An early part of learning any type of new skill -- from typing to teaching -- is accepting instruction and consciously thinking about all of the tactics and techniques involved in performing the skill.
While novices need to think step-by-step, however, experts will have incorporated the best routines into their brains to the point that they become automatic. This may be why the teen brain uses the higher-order cortex for risk decisions: it hasn't yet made enough of them to develop an intuitive reaction that it can "offload" to other brain regions.
Such new information about how the teen brain works -- and why its characteristics shouldn't simply be seen as negative or dysfunctional -- is only just beginning to inform teen health programs.
Reyna, for example, has studied how teaching "gist"-based reasoning can help teens avoid dangerous sexual choices, finding that teens who are taught to focus on potential, catastrophic negative outcomes, rather than the odds, make fewer risky sexual decisions and have fewer partners.

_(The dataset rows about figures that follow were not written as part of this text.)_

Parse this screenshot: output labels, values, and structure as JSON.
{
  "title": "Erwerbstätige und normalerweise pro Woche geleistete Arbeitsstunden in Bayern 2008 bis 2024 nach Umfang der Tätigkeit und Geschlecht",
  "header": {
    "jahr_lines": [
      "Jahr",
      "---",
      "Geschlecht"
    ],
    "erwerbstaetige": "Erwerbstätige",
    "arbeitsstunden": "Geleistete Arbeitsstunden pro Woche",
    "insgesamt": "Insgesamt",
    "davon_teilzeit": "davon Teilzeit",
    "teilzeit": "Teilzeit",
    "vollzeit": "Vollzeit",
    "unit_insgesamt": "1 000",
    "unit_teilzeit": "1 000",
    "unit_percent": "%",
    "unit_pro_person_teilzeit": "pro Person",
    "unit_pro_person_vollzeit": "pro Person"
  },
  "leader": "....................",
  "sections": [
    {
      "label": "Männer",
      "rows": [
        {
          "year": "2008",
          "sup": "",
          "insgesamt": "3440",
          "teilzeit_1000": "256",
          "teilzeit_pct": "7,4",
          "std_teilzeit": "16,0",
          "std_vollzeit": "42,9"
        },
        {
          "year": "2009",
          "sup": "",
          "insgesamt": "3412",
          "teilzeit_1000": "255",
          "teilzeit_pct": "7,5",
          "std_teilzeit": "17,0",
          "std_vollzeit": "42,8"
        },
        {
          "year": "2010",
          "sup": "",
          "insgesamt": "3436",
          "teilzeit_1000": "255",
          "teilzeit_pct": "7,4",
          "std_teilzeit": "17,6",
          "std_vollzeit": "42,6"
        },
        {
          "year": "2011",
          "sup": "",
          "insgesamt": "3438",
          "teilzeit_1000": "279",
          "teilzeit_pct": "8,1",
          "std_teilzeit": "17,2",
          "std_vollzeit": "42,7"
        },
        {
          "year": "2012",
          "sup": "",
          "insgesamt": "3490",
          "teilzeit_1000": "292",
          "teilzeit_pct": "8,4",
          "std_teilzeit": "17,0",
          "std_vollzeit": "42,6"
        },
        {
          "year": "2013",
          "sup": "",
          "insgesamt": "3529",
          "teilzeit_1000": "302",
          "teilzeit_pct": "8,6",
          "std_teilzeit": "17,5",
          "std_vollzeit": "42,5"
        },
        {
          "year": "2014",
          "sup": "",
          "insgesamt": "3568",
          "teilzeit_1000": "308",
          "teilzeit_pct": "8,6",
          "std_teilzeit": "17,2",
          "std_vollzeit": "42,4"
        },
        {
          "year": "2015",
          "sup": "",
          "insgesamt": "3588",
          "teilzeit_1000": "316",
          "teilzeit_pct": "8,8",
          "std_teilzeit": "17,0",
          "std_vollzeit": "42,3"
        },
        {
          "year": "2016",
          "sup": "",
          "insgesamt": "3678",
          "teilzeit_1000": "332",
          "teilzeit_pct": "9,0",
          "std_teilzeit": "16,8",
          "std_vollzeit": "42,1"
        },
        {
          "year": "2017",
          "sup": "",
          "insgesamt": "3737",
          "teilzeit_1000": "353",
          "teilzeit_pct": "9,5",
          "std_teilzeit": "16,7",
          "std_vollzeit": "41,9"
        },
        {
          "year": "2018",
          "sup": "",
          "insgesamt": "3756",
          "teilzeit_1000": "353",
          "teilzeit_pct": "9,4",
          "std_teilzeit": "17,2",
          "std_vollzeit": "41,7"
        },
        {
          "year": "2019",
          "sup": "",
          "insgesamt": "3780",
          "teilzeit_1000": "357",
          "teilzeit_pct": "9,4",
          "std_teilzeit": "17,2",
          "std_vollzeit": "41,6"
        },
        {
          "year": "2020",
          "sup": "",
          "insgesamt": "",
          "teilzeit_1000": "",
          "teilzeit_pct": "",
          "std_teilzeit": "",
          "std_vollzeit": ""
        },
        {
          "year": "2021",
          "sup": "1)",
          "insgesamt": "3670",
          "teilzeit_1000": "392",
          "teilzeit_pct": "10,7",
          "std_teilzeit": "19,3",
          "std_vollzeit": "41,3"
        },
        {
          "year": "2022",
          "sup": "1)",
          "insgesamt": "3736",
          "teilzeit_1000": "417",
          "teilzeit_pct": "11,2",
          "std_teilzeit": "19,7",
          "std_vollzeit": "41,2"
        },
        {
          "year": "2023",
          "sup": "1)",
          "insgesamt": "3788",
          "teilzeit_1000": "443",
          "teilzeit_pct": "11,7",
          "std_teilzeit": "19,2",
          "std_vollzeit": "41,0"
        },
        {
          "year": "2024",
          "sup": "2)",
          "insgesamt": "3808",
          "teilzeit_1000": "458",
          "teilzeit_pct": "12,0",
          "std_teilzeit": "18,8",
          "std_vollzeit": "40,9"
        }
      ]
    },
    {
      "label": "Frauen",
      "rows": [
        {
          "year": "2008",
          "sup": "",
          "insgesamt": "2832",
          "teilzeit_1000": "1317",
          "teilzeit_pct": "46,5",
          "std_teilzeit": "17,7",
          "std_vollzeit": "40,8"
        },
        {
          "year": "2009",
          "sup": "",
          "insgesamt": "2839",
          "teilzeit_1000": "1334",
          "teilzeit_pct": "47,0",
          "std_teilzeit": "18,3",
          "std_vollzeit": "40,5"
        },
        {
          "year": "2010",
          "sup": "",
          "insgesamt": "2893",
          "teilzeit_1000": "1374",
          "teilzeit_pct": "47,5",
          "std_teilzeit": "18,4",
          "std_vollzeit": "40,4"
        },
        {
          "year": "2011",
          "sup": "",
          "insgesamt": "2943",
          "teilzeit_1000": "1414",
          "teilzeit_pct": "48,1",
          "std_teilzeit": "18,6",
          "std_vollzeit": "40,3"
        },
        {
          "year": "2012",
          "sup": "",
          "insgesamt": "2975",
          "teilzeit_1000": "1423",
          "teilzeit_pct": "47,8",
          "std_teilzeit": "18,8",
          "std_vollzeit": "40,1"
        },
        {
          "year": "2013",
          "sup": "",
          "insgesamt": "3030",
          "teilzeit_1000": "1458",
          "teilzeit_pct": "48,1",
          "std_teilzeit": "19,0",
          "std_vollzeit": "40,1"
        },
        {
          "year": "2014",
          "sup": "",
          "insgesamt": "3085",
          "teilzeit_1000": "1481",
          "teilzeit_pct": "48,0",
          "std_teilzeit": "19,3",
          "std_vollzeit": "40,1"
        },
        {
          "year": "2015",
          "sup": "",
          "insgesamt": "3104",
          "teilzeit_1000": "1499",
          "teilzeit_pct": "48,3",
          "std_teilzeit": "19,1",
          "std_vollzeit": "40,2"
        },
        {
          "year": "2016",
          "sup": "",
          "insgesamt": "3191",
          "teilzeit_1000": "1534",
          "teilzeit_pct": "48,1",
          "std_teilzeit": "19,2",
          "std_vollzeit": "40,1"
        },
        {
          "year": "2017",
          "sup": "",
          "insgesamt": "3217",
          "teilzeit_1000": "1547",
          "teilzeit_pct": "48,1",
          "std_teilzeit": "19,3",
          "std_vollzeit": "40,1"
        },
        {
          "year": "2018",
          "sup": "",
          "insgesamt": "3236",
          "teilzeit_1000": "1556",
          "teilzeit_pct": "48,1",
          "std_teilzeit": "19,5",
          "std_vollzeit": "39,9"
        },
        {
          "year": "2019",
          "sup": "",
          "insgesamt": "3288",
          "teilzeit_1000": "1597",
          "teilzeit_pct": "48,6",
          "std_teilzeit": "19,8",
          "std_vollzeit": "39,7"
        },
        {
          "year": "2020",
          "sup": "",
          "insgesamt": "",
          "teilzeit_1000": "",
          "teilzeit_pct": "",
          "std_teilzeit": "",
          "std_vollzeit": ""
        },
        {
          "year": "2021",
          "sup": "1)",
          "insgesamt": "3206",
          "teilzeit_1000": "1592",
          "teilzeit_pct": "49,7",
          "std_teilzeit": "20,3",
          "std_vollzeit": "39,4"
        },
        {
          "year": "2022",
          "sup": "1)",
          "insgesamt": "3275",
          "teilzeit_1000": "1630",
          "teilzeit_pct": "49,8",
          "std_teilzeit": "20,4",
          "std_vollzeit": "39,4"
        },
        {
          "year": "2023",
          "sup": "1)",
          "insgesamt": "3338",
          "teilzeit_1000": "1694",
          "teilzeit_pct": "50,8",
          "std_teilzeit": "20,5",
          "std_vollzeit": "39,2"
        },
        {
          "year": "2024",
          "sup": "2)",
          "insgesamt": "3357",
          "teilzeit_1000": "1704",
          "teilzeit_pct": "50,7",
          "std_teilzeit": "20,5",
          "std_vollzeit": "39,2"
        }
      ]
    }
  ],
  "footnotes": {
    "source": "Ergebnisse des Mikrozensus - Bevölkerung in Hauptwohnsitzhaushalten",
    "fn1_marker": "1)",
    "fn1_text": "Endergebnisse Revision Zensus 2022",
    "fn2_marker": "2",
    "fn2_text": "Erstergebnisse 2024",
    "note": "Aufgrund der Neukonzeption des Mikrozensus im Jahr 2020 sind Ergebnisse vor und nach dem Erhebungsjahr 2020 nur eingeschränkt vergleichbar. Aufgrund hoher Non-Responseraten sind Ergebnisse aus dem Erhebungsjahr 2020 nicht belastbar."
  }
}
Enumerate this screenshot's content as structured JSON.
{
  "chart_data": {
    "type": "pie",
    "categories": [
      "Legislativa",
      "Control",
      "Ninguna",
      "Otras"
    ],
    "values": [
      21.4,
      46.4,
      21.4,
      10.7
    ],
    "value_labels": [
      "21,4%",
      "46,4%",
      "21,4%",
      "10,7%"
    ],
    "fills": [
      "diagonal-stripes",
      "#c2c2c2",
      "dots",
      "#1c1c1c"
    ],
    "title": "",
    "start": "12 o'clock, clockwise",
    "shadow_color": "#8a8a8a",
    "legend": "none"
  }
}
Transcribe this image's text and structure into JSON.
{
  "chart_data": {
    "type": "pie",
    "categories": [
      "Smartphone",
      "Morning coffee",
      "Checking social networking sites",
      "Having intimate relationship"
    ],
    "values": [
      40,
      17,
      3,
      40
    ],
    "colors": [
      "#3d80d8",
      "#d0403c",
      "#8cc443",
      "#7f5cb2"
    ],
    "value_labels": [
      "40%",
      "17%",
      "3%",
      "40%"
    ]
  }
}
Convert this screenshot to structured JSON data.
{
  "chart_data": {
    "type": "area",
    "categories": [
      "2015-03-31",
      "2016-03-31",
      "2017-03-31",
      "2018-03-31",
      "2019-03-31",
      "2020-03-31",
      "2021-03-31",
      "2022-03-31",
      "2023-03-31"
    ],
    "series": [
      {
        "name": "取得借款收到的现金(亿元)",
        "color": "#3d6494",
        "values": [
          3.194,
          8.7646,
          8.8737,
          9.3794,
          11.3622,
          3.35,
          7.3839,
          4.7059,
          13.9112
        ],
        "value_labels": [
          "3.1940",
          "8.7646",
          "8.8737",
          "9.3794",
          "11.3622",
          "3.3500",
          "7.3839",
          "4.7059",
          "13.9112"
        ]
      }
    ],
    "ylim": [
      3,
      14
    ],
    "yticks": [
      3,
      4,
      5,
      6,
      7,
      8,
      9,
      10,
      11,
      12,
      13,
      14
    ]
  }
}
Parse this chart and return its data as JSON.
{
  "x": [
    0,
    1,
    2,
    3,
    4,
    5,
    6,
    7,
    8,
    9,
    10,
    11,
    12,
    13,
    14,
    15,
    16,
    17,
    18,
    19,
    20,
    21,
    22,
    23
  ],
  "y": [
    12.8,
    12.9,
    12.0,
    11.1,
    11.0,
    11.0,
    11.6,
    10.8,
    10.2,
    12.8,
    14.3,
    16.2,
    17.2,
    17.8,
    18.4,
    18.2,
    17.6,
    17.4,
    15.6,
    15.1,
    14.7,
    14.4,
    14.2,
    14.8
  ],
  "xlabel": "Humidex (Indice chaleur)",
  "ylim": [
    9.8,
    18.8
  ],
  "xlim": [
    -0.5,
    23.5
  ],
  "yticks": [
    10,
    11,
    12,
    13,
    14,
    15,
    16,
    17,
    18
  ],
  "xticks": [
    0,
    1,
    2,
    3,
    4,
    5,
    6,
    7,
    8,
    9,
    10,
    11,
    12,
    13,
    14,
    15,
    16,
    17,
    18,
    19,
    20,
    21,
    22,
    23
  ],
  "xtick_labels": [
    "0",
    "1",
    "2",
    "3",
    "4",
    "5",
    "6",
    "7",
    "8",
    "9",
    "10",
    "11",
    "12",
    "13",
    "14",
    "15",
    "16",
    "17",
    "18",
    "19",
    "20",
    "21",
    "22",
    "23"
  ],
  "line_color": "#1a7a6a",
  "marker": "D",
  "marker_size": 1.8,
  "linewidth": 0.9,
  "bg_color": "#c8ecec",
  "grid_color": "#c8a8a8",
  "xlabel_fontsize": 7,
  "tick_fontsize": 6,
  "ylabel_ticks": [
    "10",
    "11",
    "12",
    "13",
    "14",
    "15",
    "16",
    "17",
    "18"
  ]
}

Tymula suggests that allowing teens opportunities to safely experiment -- for example, a simulator that shows sober teens what drunk driving is like -- could also help, by making an unknown risk seem more real and known. Allowing teens the opportunity to take risks in a safe context could also help them develop expertise that underlies gist-based thinking.
Meanwhile, it's interesting to note that while adults tend to prefer the certainty of misery to the misery of uncertainty, as family therapist Virginia Satir once put it, the same may not be true for teens.